Fusing percussion to create Rhythmscape
In this interview, Pandit Bikram Ghosh, who experimented with countless percussion instruments, talks about his album Rhythmscape.music Updated: May 31, 2003 18:36 IST
Calling Pandit Bikram Ghosh a tabla player would be inaccurate, perhaps, incorrect. For, Ghosh has ventured beyond the tabla and experimented with countless percussion instruments in his quest for diversity.
He has studied percussion very seriously down South, bought and learnt instruments that have captured his imagination from all over the world, apart from learning the tabla from his father Pandit Shankar Ghosh, which is how his journey as a percussionist began.
Ghosh's album 'Rhythmscape" which fuses various kinds of percussion has been released recently. In this interview, he speaks about his music that is, to the say the least, quite unique at a time when many accomplished classical musicians are looking beyond the obvious to create an individualistic, you can call it global, sound.
What attracts the listener to the tabla in the West?
The tabla is that one drum that produces a vast range of sounds. One can also see a lot of interaction with the person whom the tabla player accompanies. So you can say that there is a certain physicality in the whole process. That is what attracts people from the West. After Zakir Hussain, the instrument has become a lot more glamorous It is understandable. When people who dress well and look good play brilliantly, people get attracted to the instrument as well.
Earlier, when Ustad Allarakha Khan played in the West, the instrument was viewed with incomprehension and awe. Has that been replaced with more familiarity today?
There is much more familiarity, although it needs to be said that the predominant attraction continues to be the sound. A huge chunk have not explored the subject matter. But then, how many people in India can tell whether or not a 'tehai' has been taken at the right point? On the contrary, if a note is somewhat out of place in a 'raga', the same people might react knowledgeably.
Fusion is the 'in' thing. But does that contribute to literacy?
It is a bridge. There has been a certain coteried audience for Indian classical music. But these days, all of a sudden, four-five thousand people turn up for concerts. Fusion helps to attract those listeners who may not be going for classical music concerts otherwise. That helps to enhance awareness about the music.
But there is good fusion, and bad fusion too in which artists come together just for the heck of it.
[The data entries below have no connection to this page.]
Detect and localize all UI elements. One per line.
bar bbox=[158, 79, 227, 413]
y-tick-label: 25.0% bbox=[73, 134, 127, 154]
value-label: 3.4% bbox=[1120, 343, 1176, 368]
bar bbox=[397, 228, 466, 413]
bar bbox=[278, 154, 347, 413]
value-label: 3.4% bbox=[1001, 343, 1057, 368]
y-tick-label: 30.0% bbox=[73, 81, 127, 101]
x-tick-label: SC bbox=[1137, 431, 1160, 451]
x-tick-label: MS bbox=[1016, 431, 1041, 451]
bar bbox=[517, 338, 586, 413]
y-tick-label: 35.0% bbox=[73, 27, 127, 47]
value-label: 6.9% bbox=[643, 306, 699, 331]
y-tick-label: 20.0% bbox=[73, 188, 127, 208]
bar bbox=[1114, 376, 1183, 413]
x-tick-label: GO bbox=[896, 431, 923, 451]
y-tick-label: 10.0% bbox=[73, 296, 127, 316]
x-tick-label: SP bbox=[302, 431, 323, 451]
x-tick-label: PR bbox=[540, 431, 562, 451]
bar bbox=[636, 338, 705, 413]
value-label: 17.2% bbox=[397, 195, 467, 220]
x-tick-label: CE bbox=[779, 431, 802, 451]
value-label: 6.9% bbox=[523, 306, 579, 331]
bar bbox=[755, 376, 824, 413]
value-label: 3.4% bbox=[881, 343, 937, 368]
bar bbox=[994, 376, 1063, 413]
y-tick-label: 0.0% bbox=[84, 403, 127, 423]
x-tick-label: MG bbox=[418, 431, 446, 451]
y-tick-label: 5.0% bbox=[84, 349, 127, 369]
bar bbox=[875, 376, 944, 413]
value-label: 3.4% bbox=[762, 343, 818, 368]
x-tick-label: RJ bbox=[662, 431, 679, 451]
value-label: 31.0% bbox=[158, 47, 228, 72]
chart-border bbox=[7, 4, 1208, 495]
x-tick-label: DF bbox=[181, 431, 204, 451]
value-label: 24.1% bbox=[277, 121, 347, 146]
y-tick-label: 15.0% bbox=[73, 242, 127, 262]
Your comment?
For fusion to be both serious and good, the artist should have an idea of the other genre. Bad fusion happens when sounds of various instruments are made to come together without adequate knowledge. What is sad but true is that knowledge is going out of fashion these days.
What explains your passion for exploring new percussion instruments?
I have studied South Indian percussion seriously. But wherever I have gone, I have collected various kinds of drums. Whenever there has been the possibility of creating a solo which I have felt a certain kind of drum carry off well, I have incorporated that. I have collected all kinds of drums, met all kinds of drummers, and if ever there has been an instrument for which I have not been able to find a player, I have gone ahead and learnt that myself.
'Rhythmscape' is not only an album, but there have been a series of concerts with that name. How are you enjoying it?
I am at a point in my career when I am having fun like never before. After thirty classical concerts on the trot, I did feel the need for a break. These days, after a series of 15 concerts or so, I do five or six 'Rhythmscape' concerts. I get a lot of positive energy from doing so and, when I get back to playing in Indian classical concerts, people say that there is an extra zing in my playing. I feel rejuvenated, may be that is why.
You have learnt South Indian percussion, and also played with Pandit Ravi Shankar for a long time. Have you experimented with him by playing the tabla in the Carnatic style?
When Panditji plays ragas like Hamsadhwani or Kalawati which have South Indian roots, I use a low 'sa' tabla which I play in the 'mridangam' style. He likes it very much.
How tough has it been to create an identity for yourself, since you are Pandit Shankar Ghosh's son and the cousin of Pandit Swapan Chowdhury?
It has not been easy at all. For the first four-five years of my career, I had to struggle to counter criticisms. After that, I changed tracks, and that is why I started studying Carnatic music seriously. After a point in my life, I started juggling between two careers: those of a percussionist down South and in the North. It was one of ways of sounding and being different, and people recognised it. But the initial years were tough. That is a confession I must make.